Below is a screenshot of a custom regularizer I have implemented.

The goal of this regularizer is to minimize the total number of space taken by the weights rather than affect the value of any one weight. However by the nature of a regularizer, I require a formulation for my regularizer that is weight dependent, since otherwise backdrop won’t take it into account.

Essentially, if there are too many weights, it should push all weights to zero equally, and if there are too few weights, push the value of the weights to go up.

My current formulation works but is not weight dependent. I have the function that would push towards the points intended given the number of bytes use and number of bytes available, but as said, it’s weight independent.

I appreciate any input.

PS: While I use numpy operations here, I am aware I need to use torch operations on tensors so as to remain in the computation graph. The problem is that resources_used remains a scalar, and the computations remain weight independent.
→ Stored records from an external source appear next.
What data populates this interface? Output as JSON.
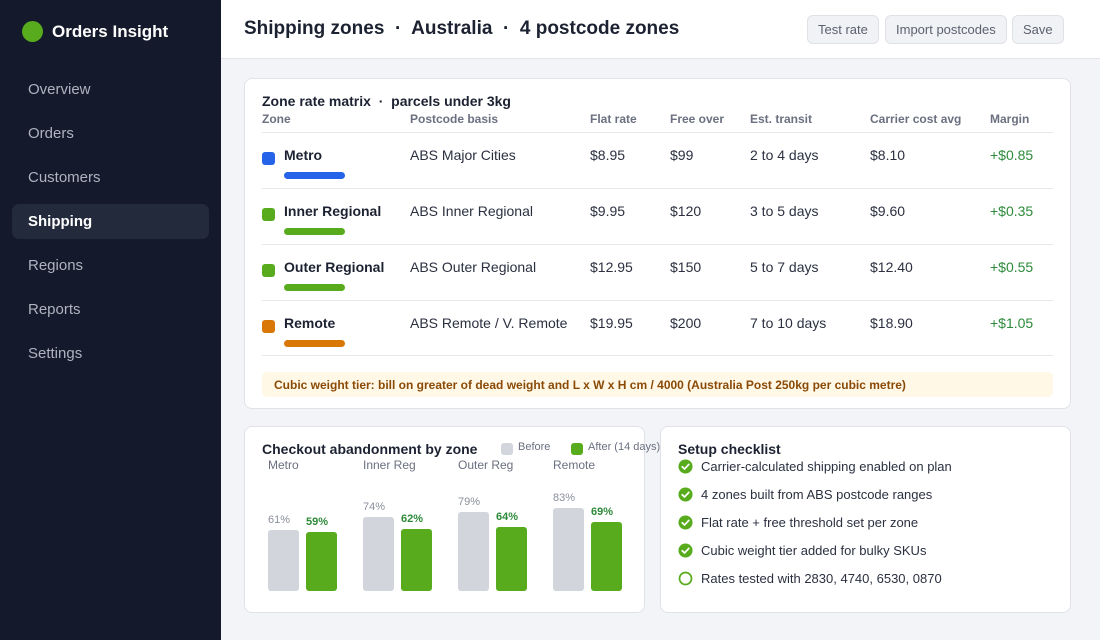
{
  "app": {
    "name": "Orders Insight",
    "brand_color": "#57ab1c"
  },
  "sidebar": {
    "items": [
      {
        "label": "Overview",
        "active": false
      },
      {
        "label": "Orders",
        "active": false
      },
      {
        "label": "Customers",
        "active": false
      },
      {
        "label": "Shipping",
        "active": true
      },
      {
        "label": "Regions",
        "active": false
      },
      {
        "label": "Reports",
        "active": false
      },
      {
        "label": "Settings",
        "active": false
      }
    ]
  },
  "header": {
    "title": "Shipping zones  ·  Australia  ·  4 postcode zones",
    "buttons": {
      "test_rate": "Test rate",
      "import_postcodes": "Import postcodes",
      "save": "Save"
    }
  },
  "matrix": {
    "title": "Zone rate matrix  ·  parcels under 3kg",
    "headers": {
      "zone": "Zone",
      "basis": "Postcode basis",
      "flat": "Flat rate",
      "free": "Free over",
      "transit": "Est. transit",
      "carrier": "Carrier cost avg",
      "margin": "Margin"
    },
    "rows": [
      {
        "zone": "Metro",
        "color": "#2563e8",
        "basis": "ABS Major Cities",
        "flat": "$8.95",
        "free": "$99",
        "transit": "2 to 4 days",
        "carrier": "$8.10",
        "margin": "+$0.85"
      },
      {
        "zone": "Inner Regional",
        "color": "#57ab1c",
        "basis": "ABS Inner Regional",
        "flat": "$9.95",
        "free": "$120",
        "transit": "3 to 5 days",
        "carrier": "$9.60",
        "margin": "+$0.35"
      },
      {
        "zone": "Outer Regional",
        "color": "#57ab1c",
        "basis": "ABS Outer Regional",
        "flat": "$12.95",
        "free": "$150",
        "transit": "5 to 7 days",
        "carrier": "$12.40",
        "margin": "+$0.55"
      },
      {
        "zone": "Remote",
        "color": "#d97706",
        "basis": "ABS Remote / V. Remote",
        "flat": "$19.95",
        "free": "$200",
        "transit": "7 to 10 days",
        "carrier": "$18.90",
        "margin": "+$1.05"
      }
    ],
    "note": "Cubic weight tier: bill on greater of dead weight and L x W x H cm / 4000 (Australia Post 250kg per cubic metre)"
  },
  "abandonment": {
    "title": "Checkout abandonment by zone",
    "legend_before": "Before",
    "legend_after": "After (14 days)",
    "before_color": "#d2d5dc",
    "after_color": "#57ab1c"
  },
  "chart_data": {
    "type": "bar",
    "title": "Checkout abandonment by zone",
    "categories": [
      "Metro",
      "Inner Reg",
      "Outer Reg",
      "Remote"
    ],
    "series": [
      {
        "name": "Before",
        "values": [
          61,
          74,
          79,
          83
        ],
        "labels": [
          "61%",
          "74%",
          "79%",
          "83%"
        ]
      },
      {
        "name": "After (14 days)",
        "values": [
          59,
          62,
          64,
          69
        ],
        "labels": [
          "59%",
          "62%",
          "64%",
          "69%"
        ]
      }
    ],
    "unit": "%",
    "legend": "top-right",
    "grid": false
  },
  "checklist": {
    "title": "Setup checklist",
    "items": [
      {
        "text": "Carrier-calculated shipping enabled on plan",
        "done": true
      },
      {
        "text": "4 zones built from ABS postcode ranges",
        "done": true
      },
      {
        "text": "Flat rate + free threshold set per zone",
        "done": true
      },
      {
        "text": "Cubic weight tier added for bulky SKUs",
        "done": true
      },
      {
        "text": "Rates tested with 2830, 4740, 6530, 0870",
        "done": false
      }
    ]
  }
}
That penalty that you compute does not depend on the value of the parameters right? So it is expected that no gradients wrt these values can be computed.

Exactly, so I’m looking for a formulation that does the same but is weight dependent.

Ho sorry I missed one paragraph in your question :confused:

Well anything related to the number of entries won’t work as it won’t be differentiable.
You can renormalize each value to get their number because that would give you a gradient of 0.
I guess you could try to center the parameter and use the standard deviation? You measure how much each tensor varies from a mean. In theory, you could represent them as a mean value and their offsets. So the closer they are, the better?

Perhaps L1 penalty (see here) proportional to what you compute would work?

Thank you for both answers have given me some ideas to think about.